Could the use of antibiotics possibly be justified in
prolonging the ‘suffering’ of a baby with
Down syndrome? I began to understand that such highfalutin
pontifications were not related to the real world. I
had grown up in a neighborhood where a young man with
Down syndrome was a non-suffering part of the community.
Whatever their ethical principles, these people just
didn’t have their facts straight.
In 1974 while I was completing my pediatric residency,
I attended two educational sessions on what was then
a ‘hot topic’: “Sterilization and
the Mentally Retarded Child”. (There was no person-first
language back then.) One conference was a regional one
held at Indiana University, the other was a seminar
at the annual AAP meeting. What struck me was that in
all the case presentations (by child psychiatrists)
not a single child they discussed was actually mentally
retarded. Multigenerational problem families, children
with challenging behaviors, learning disabilities, school
underachievement – but all with IQ scores that
were quite clearly not in the range of mental retardation.
I was just a lowly pediatric resident, but these speakers
didn’t have a clue!
I worked with my first severely retarded child while
on a Strategic Air Command base in central Ohio. An
infant had been treated in our emergency room for an
ear infection by our ENT surgeon. About a week later
his partially treated and smoldering meningitis was
diagnosed, but he was left mildly to moderately retarded.
Back then the Red Book counseled against immunizing
children with ‘brain damage’. So at 18 months
he developed measles encephalitis that left him severely
to profoundly retarded. I remember working with a very
skilled mother who would carefully titrate the drops
of Mellaril suspension to control his challenging behaviors.
(This was pre-behavior modification and Functional Behavioral
Assessments) I learned that mothers know best and that
what the PDR called lethal doses weren’t necessarily
so.
I completed my pediatrics training at Riley Children’s
Hospital in Indianapolis where I had the pleasure to
work with Gail Landy and Sterling Garrard. In those
days most developmentalists were focused on single disorders
rather than the broader spectrum of disabilities. Gail
was into hearing impairment and autism; Sterling was
a national expert on mental retardation. I learned that
Gail knew autism but could not operationalize what she
knew – we were a long way from anything approaching
symptom checklists. I learned from Sterling that any
discussion of the ethics of mental retardation was also
a discussion of the theology of mental retardation:
he said that whenever he presented the facts about mental
retardation, he felt like he was preaching a sermon.
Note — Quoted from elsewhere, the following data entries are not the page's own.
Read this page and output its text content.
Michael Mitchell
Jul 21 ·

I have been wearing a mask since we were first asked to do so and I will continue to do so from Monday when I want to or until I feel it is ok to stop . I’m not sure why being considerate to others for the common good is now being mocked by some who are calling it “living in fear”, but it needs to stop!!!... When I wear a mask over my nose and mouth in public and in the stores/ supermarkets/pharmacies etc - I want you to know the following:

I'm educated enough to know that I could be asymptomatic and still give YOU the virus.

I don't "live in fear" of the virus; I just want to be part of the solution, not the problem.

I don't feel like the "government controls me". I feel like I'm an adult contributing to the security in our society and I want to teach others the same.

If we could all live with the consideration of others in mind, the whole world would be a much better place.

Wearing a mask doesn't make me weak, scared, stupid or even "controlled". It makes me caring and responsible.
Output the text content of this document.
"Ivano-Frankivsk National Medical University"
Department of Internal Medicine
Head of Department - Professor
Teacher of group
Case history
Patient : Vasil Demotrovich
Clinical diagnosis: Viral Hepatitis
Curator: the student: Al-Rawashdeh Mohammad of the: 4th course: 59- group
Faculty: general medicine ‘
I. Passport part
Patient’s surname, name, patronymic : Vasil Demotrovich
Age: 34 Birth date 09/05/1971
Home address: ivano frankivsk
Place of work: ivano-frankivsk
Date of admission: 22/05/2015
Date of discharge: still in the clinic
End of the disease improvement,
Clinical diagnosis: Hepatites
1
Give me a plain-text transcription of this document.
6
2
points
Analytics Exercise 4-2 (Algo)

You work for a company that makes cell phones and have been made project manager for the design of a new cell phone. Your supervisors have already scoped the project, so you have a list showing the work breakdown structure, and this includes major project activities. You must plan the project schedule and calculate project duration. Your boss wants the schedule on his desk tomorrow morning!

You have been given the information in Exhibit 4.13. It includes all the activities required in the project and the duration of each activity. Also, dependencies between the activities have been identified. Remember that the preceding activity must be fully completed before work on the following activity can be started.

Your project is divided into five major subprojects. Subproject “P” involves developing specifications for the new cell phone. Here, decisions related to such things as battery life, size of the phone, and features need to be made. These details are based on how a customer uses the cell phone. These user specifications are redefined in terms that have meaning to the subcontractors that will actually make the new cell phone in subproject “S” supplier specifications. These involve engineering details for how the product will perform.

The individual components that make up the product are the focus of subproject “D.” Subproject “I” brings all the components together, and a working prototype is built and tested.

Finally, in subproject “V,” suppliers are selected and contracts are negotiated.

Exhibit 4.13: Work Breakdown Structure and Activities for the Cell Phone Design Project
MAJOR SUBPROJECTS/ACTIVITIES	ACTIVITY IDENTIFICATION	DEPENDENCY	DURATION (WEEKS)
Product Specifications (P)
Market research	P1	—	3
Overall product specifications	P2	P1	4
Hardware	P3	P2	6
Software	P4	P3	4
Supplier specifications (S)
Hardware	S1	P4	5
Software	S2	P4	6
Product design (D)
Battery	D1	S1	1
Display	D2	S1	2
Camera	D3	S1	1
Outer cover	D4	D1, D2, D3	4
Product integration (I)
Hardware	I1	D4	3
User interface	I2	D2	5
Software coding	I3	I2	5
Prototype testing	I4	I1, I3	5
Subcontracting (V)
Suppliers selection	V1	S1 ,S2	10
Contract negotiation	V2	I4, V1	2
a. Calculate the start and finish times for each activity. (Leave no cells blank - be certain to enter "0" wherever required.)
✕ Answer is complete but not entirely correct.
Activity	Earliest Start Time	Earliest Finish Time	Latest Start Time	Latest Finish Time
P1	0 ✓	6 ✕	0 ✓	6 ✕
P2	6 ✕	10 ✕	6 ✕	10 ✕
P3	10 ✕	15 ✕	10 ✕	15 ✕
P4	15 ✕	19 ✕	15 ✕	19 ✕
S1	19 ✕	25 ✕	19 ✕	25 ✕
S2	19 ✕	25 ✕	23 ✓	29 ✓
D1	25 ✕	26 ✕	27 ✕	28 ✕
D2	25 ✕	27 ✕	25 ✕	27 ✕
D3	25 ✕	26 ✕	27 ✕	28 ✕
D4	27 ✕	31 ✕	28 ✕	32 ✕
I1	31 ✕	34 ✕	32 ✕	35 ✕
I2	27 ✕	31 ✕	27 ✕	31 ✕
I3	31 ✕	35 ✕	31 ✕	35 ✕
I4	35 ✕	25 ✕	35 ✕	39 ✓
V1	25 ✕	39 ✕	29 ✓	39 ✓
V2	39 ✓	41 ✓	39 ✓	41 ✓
Being essentially a stick-in-the-mud, I would have liked
to stay on at Indiana University, but they had only
a single fellowship slot, and it was already taken by
Jeff Alexander. Jeff was a wonderful human being whom
I had the opportunity to work with for almost a year;
all those who knew him were taken aback by his sudden
tragic death in a hiking mishap at a much too early
age.
Meanwhile I went searching for a training program and
found one in Baltimore. My first experience driving
in to Hopkins from the airport was something of a shock.
In the early 70’s the city had not yet recovered
from the riots of the late 60’s and gave a reasonable
semblance of a European city that had been saturation-bombed
by the Allies in WWII.
From the first time I met Arnold Capute, it was readily
apparent that he was a ‘character’. I do
boast that I was probably the only fellow applicant
in the 70’s who brought up “primitive reflexes”
to him; I had read my Illingworth carefully. I have
always suspected that that is what got me the fellowship
position. That, and the not unimportant facts that I
was breathing and willing to drive into Baltimore.
In 1994 I edited a Capute Festschrift for Clinical
Pediatrics. My contribution was an essay on “Arnoldisms”.